My first published story appeared at the age of 7. The Rainy Picnic marked destiny, not because it had rained, but because my second grade teacher asked me to sit on the floor for hours and carefully letter my little story onto poster paper for a display in the front hall of the school.
It didn’t seem remarkable at the time. Our large goofy family convened for breakfast and dinner at the table. Appearance was mandatory for all young adults, and grandmother presided. Children were to be seen but not heard, unless they were invited to share their stories. So, we heard stories. Letters from distant relatives were shared around the dinner table, and there were more stories, jokes and songs. At 7:00 sharp half of the group in the room bolted out for rehearsals of upcoming productions in Elmira Little Theater or the Chemung County Symphony Choral Society. Grandmother finally got to settle into an easy chair with a book.
Grandmother bought me books, lots of them. She special ordered the Victorian favorites that she had enjoyed as a girl. Everyone had read Black Beauty, but she went on to find “Old Joe” and “Mrs. Wiggs of the Cabbage Patch.” Shelves full of books began to appear in my room, Albert Payson Terhune animal stories, Richard Halliburton wonders of the world, and Louisa May Alcott. And at the age of 11, my Godparents sent a white leatherette diary for Christmas. I began writing.
We kept letters and photographs in albums and boxes. The stories continued. My thoughts went into random pages of notebooks. I drew as much as I wrote. My mother’s disasters with lovers began to invade my heart. She experienced one shattered hope after another, seeking to find the family life that was our strength. When the other girls were chasing boys, I shut down.
I learned to sing, songs of people, songs of life, and songs of work. The folk movement seized me. The songs led to a full scholarship to Occidental College. Rigorous Comparative Literature courses overwhelmed me. I flipped pages for days at a time, not sure of what I was supposed to learn from them and afraid to participate in class discussions. I ran for Glee Club rehearsals and the costume shop the moment I could to pursue work that had a visible result. I fell in love. Ouch. And then began a six-year relationship with a young man who helped me find myself as a writer and reader. He encouraged me to think for myself and to present my work. I moved from a struggling “B” student to a solid “A” student under his guidance. We were invited to professor’s homes for dinner and conversations, and to share Alice B. Toklas brownies. The notebooks filled.
Adult life began – career, marriage, motherhood and the death of the family members who had meant so much to me. Boxes of old letters and photos were shipped to California. The antique furniture came in moving vans. I moved into a future, dragging a kicking and screaming past along with me. The journals, letters and photos began to fill four drawer filing cabinets. My husband is a talented actor and a voracious reader. Dinnertime stories came back, rooted in the traditions of both our families. Our son filled out conversations with “Errr, Uh, and I dunno” but he purchased his first thrift store filing cabinet when he was 15. He would bring home short stories scored 100/100 from his Honors and AP English classes. “You know mom, you need to sculpt each sentence.” Finally, we had someone with true talent. He headed out to Boston University. A year later he was dead, Lymphoma.

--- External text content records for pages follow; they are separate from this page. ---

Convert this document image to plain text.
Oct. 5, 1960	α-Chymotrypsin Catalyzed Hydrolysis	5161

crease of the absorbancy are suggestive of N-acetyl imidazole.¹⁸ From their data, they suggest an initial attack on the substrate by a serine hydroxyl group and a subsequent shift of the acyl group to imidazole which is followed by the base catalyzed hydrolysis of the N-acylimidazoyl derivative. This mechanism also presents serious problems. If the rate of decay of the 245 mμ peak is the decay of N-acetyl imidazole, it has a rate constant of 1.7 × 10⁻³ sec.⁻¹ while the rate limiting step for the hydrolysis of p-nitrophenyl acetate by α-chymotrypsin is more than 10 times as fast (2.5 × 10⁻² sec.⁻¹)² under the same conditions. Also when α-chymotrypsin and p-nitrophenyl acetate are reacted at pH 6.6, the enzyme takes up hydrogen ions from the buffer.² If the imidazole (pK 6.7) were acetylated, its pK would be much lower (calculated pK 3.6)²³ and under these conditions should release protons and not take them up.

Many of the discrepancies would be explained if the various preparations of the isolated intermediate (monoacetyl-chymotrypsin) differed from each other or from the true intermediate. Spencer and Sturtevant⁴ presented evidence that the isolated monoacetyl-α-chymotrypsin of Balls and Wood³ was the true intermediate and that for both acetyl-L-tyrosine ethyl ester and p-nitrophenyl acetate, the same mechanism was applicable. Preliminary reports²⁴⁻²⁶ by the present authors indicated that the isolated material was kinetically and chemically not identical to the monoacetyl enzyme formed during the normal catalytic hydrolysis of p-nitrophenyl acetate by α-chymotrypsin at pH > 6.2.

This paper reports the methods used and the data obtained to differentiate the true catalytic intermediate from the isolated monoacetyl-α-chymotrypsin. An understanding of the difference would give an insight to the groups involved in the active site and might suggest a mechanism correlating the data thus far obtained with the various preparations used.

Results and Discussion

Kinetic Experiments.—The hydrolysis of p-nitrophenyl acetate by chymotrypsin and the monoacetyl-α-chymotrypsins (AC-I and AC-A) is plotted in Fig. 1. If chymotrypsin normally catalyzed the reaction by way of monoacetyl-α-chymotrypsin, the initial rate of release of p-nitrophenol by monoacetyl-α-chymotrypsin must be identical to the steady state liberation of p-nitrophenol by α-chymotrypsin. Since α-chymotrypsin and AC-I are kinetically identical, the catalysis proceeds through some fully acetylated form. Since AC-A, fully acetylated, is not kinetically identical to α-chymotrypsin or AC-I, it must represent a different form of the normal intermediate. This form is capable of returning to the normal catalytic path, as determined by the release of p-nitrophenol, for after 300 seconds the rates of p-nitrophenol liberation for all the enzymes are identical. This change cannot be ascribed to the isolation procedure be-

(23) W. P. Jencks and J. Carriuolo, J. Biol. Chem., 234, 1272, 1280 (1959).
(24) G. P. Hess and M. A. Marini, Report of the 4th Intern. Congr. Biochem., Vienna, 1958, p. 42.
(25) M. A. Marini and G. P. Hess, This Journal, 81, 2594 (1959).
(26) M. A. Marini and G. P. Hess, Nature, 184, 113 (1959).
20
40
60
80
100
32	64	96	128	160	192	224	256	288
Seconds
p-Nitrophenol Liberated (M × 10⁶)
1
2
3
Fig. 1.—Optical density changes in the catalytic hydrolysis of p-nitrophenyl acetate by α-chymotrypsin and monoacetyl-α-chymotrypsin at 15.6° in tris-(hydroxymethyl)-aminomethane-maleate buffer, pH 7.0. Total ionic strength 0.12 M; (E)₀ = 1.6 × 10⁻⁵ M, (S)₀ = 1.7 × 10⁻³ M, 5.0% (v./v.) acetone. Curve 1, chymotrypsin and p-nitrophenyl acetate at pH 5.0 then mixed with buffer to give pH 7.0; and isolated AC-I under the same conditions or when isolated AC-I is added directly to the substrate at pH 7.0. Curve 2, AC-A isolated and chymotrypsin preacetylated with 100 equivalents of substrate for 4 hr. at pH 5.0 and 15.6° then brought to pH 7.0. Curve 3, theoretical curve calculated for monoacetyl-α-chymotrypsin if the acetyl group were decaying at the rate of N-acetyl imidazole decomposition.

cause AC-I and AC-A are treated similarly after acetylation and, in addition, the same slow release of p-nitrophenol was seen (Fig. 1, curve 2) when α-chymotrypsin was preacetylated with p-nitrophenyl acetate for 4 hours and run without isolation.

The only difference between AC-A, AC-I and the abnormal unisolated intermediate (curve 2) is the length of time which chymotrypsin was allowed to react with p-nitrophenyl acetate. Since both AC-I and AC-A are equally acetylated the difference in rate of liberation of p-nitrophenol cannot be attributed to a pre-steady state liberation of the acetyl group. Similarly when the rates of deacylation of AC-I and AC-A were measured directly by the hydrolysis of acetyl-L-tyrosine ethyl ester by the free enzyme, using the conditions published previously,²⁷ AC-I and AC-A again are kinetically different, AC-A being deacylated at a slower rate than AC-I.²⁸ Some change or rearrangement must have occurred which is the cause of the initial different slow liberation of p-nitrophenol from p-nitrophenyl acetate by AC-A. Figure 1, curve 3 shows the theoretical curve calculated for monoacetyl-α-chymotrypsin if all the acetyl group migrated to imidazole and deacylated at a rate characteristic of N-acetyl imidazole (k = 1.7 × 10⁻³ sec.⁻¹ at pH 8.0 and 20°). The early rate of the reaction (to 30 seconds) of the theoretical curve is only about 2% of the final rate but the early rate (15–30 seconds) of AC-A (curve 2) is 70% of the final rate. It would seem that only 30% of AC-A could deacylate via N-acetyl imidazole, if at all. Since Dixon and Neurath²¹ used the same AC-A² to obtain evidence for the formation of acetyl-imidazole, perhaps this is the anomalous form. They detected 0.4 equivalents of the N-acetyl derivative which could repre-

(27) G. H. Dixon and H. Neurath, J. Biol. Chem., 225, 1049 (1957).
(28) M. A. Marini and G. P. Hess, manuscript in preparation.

So we are damaged goods. We finally sold our lovely home and moved just so that we could leave some of the grief behind us. There are words for someone who has lost a spouse, widow, widower but there is no place for someone who has lost a child. We still love young people.
It was time to open up the filing cabinets and to make all the papers into stories. Off the Tracks: A Beatnik Family Journey was constructed from that white and gold diary, my mother’s memoirs, re-mastered party tapes from 1961 and countless interviews with folks who were part of our lives. Mom wanted that story “out there” but not until after she was dead. She didn’t want to deal with the blowback about decisions that she had made 25 years earlier.
Another cabinet held my father’s papers. We had been estranged for 20 years, but he wept in the corner of the hospital room during Eric’s illness. Shortly afterward he wrote out 21 pages of narrative summarizing his activities as a military intelligence operative in World War II. The 50-year non-disclosure clause was now released. Islands of Deception is constructed from those notes, many visits from my aunt, and photos.
What’s next? Scrap Lumber will be the working title of the next project, until I find something I like better. In 1985 an old house at the bottom of our canyon was abandoned and vandalized. With a big career and a baby, I was impelled to relocate and restore the structure. A year after the house was moved, the love of my life showed at the front door and we spent the next 25 years restoring the 1909 home. The old lady’s resilience and ours are woven together into a story of risk and commitment. I’ll be opening that filing cabinet next.